For today’s trading session, the major economic news releases include the ADP Non-Farm Employment Change data, a precursor to the NFP data which is set to be released during tomorrow’s trading session. The Unemployment Claims data as well as the Non-Manufacturing PMI data will be closely monitored by the majority of market players, since these are expected to continue the generally positive economic trend seen in the US lately. A positive reading from this particular set of data could also become determinants of whether the next interest rate hike from Fed would come earlier, therefore increasing the frequency of hikes. However, if the data comes out as negative, then the USD could be subject to more corrections prior to the release of the NFP economic data.
 
USD/CAD Fundamental Analysis: January 5, 2017
The USD/CAD pair exhibited a significantly large correction during yesterday’s trading session after the USD lost some of its value due to the absence of a hawkish undertone on the minutes of the FOMC meeting which was released yesterday. The USD/CAD only weakened further since it had already failed to reach the higher trading regions. The USD/CAD pair is now sitting just over the 1.3300 trading region.
Since oil prices have been generally positive during the past few days, the market expects that its effect would be felt in the current value of the CAD as well, and true enough, the currency pair dropped yesterday while the market went into a lull. The Canadian dollar then extended its losses after the release of the FOMC minutes, which triggered the weakening of the USD and therefore increased the downward pressure on the USD/CAD pair.
There are no major economic news releases from the Canadian economy for today’s session. However, the US is expecting to release a number of major data, including the Unemployment Claims data, and the ADP employment report. These data are determinant of whether the market would experience added volatility or otherwise, depending on the readings. The US will also be releasing the NFP report tomorrow, which is considered as a critical determinant of market volatility. Traders are encouraged to evaluate the effects of these news releases on the currency pair before trading in on the USD/CAD.
 
GBP/USD Fundamental Analysis: January 5, 2017
The GBP/USD significantly increased in value during the previous trading session after the USD dropped following the release of the latest FOMC meeting minutes. The market was somewhat docile during the rest of yesterday’s session but immediately picked up after the release of the minutes during the North American session yesterday, and has caused the USD to undergo corrections across the board.
However, the reaction of the GBP/USD pair to this phenomenon is somewhat docile compared to other USD-related currency pairs, and this is expected to keep the bulls on their toes. Initially, the GBP/USD pair was expected to rise exponentially since the UK construction PMI data clocked in a highly positive reading and exceeded its market expectations of 54.2, and the FOMC minutes lacked the expected hawkishness from the market. But the reason why this currency pair’s growth was significantly limited is that the various risks and uncertainties surrounding the Brexit process continues to dog a lot of traders due to the general confusion within this issue.

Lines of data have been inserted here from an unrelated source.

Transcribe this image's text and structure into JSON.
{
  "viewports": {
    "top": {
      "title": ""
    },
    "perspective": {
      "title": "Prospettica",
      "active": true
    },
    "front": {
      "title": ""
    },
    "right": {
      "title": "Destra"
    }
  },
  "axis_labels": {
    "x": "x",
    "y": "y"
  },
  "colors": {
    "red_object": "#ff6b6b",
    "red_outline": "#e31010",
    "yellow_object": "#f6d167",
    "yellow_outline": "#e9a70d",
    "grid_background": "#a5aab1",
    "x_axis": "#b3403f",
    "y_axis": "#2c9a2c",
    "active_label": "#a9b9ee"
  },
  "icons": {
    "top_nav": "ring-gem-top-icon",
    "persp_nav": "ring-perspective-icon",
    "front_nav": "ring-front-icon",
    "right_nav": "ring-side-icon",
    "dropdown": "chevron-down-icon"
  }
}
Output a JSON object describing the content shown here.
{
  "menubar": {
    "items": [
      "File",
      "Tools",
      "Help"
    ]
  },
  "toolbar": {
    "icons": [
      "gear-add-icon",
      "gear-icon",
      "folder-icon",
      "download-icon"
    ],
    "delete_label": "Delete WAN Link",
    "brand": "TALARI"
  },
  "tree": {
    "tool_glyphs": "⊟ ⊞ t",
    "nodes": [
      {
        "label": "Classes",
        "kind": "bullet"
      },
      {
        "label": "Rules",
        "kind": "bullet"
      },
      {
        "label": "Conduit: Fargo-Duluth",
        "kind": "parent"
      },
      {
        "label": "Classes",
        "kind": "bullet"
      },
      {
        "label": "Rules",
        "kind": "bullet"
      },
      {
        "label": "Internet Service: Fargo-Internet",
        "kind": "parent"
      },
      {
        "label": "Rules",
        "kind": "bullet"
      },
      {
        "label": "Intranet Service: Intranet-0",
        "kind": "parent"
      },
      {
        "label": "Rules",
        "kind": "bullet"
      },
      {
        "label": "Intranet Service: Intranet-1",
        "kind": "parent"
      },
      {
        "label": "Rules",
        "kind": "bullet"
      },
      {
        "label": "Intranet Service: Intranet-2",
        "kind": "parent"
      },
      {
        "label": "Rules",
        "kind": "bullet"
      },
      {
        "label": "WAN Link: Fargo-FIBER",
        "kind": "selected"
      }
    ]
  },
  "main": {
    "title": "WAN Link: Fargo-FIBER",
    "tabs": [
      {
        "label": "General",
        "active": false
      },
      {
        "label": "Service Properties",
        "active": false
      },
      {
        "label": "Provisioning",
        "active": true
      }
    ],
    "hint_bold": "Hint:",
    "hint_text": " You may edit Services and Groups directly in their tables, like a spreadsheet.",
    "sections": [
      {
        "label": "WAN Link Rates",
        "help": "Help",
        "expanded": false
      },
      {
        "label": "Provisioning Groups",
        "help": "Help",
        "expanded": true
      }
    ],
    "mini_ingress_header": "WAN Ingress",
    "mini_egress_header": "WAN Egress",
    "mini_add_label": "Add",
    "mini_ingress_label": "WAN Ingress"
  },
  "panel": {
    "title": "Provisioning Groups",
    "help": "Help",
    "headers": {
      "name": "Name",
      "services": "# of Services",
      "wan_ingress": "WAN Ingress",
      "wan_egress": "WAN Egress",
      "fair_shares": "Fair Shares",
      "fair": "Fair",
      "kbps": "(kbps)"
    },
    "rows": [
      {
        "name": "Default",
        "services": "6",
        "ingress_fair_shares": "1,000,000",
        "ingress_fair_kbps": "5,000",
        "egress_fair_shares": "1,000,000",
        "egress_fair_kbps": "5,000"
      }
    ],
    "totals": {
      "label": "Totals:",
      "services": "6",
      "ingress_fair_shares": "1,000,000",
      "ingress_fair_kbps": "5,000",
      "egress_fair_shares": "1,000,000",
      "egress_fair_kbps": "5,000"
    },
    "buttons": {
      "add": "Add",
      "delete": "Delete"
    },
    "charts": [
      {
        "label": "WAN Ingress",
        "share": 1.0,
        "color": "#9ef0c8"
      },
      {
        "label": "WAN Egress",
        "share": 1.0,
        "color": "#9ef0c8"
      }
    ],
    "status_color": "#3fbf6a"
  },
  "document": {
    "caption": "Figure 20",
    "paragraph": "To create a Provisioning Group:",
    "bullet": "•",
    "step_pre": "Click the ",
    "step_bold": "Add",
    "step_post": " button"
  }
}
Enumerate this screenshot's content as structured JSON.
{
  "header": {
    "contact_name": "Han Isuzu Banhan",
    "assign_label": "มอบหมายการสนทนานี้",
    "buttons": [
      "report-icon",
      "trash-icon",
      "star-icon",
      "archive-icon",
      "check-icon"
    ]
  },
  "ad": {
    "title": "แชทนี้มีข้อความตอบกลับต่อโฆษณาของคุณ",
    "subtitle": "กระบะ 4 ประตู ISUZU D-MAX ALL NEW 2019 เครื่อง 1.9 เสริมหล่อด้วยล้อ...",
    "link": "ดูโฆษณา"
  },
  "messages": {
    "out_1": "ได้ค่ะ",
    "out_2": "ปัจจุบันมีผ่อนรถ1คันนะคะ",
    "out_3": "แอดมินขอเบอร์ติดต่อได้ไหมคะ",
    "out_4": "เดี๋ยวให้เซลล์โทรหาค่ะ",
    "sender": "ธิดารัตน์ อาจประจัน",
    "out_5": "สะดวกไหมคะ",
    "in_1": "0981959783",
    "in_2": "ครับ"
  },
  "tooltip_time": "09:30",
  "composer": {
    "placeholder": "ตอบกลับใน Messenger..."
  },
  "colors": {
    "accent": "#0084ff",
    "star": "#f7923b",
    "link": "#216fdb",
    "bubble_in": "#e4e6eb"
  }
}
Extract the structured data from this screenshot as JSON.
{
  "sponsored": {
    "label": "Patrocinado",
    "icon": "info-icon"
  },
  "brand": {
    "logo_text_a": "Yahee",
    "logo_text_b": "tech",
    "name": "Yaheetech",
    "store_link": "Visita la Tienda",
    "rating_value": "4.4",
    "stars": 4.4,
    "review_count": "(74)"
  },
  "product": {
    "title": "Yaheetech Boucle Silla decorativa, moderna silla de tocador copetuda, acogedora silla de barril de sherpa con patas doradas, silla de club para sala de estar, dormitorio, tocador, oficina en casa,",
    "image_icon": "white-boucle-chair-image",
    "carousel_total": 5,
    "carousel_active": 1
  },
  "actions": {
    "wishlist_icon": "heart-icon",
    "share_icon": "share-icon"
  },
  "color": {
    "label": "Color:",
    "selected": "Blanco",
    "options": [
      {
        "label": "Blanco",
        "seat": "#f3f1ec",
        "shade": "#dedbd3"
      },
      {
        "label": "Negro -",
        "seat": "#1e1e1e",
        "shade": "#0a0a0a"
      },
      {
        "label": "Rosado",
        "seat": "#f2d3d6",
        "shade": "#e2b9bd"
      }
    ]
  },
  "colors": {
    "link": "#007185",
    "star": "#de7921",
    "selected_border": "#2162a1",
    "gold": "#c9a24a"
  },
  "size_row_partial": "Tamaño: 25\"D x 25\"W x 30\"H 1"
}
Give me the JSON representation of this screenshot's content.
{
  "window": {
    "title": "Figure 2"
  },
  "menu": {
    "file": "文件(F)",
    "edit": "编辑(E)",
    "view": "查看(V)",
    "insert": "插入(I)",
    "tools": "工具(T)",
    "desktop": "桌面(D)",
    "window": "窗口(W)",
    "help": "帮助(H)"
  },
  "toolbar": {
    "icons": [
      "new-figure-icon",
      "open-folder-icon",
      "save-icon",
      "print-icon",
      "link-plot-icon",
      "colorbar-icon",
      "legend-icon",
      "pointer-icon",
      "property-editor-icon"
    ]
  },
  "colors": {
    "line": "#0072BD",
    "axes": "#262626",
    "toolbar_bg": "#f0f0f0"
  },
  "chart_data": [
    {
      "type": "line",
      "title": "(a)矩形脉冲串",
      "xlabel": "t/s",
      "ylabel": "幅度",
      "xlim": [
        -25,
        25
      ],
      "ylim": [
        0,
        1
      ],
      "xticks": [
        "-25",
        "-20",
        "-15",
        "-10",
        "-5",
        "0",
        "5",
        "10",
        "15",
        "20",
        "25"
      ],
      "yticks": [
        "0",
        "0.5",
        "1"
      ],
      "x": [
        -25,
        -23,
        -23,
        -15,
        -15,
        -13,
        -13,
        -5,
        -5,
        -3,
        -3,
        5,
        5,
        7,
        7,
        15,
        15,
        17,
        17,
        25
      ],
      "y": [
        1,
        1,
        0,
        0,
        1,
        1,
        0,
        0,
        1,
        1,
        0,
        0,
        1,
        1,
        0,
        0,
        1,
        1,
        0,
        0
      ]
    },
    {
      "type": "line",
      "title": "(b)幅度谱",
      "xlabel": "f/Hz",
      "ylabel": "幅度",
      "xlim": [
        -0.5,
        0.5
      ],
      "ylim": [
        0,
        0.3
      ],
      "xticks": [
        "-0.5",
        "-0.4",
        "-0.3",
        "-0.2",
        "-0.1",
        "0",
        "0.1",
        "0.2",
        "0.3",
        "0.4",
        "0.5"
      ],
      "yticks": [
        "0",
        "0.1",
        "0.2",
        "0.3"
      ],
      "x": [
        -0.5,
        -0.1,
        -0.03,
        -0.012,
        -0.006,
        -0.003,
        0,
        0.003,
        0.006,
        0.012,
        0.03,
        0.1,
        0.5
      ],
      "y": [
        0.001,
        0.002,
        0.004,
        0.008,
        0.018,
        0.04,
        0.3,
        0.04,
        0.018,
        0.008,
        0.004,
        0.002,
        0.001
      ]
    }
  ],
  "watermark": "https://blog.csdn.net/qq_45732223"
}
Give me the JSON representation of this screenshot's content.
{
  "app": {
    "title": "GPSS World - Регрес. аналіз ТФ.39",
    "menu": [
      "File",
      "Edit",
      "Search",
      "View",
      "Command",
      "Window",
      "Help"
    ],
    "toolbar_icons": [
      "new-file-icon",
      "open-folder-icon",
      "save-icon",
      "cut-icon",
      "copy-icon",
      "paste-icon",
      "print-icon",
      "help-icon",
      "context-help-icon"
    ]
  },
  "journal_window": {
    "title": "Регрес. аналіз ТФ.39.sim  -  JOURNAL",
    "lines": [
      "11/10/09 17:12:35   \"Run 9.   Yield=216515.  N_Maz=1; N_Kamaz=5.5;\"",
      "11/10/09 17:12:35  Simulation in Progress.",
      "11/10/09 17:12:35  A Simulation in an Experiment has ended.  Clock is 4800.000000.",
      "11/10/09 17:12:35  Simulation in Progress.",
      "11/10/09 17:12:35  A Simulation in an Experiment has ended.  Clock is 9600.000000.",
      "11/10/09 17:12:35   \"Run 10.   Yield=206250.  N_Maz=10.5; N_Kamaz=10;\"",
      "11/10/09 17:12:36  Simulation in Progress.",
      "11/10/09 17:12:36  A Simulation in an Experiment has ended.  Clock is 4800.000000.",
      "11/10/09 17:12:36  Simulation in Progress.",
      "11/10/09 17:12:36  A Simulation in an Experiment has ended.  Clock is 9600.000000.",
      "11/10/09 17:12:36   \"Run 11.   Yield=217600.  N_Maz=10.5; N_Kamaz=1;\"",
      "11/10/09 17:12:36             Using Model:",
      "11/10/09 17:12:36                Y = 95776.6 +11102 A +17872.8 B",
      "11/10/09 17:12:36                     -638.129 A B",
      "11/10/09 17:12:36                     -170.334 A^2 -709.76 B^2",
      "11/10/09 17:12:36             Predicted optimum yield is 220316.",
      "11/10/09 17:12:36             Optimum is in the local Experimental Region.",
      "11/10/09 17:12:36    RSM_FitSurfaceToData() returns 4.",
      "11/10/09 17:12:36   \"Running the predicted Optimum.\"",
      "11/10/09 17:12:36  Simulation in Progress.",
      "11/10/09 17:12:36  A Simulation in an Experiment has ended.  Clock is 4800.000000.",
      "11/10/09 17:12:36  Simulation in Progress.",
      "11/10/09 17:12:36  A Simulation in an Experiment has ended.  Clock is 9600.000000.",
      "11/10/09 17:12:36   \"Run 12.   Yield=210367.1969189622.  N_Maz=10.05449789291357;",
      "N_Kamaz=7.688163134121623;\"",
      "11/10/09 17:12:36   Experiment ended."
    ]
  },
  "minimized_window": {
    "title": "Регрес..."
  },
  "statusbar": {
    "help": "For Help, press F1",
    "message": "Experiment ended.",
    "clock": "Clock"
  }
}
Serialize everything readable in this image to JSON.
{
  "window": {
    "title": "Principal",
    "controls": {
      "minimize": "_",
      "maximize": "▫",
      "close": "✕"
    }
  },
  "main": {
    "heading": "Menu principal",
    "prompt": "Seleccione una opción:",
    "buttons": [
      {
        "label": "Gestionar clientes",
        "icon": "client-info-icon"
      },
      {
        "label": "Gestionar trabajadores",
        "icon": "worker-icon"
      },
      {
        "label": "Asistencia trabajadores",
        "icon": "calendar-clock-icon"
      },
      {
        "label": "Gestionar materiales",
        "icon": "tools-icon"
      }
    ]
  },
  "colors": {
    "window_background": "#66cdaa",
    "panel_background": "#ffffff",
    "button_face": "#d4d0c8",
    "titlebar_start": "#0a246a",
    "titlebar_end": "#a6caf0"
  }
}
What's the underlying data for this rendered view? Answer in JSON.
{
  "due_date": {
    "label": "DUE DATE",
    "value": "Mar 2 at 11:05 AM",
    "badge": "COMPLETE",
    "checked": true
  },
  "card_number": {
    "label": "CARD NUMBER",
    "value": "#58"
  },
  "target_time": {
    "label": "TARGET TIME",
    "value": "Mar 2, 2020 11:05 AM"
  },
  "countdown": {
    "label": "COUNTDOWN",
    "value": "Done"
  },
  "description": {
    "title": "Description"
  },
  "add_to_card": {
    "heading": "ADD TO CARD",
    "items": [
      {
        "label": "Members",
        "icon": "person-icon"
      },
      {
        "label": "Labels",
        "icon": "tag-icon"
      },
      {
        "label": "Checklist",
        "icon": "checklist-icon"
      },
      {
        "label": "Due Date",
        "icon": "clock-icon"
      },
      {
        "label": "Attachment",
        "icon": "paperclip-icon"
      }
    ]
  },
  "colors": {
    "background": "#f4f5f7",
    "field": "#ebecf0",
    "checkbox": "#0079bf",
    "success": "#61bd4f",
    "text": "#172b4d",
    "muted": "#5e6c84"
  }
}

This is why a number of speculators are saying that the GBP/USD would be receiving the shorter end of the stick once the USD regains its strength.
Although the UK is not expected to release any economic data for today, the US will be releasing a number of important economic data along with the highly essential NFP report, which is expected to determine the overall market sentiment for the rest of the month. If these set of data comes out as positive, then the USD could possibly rebound and could be sustained until the end of January.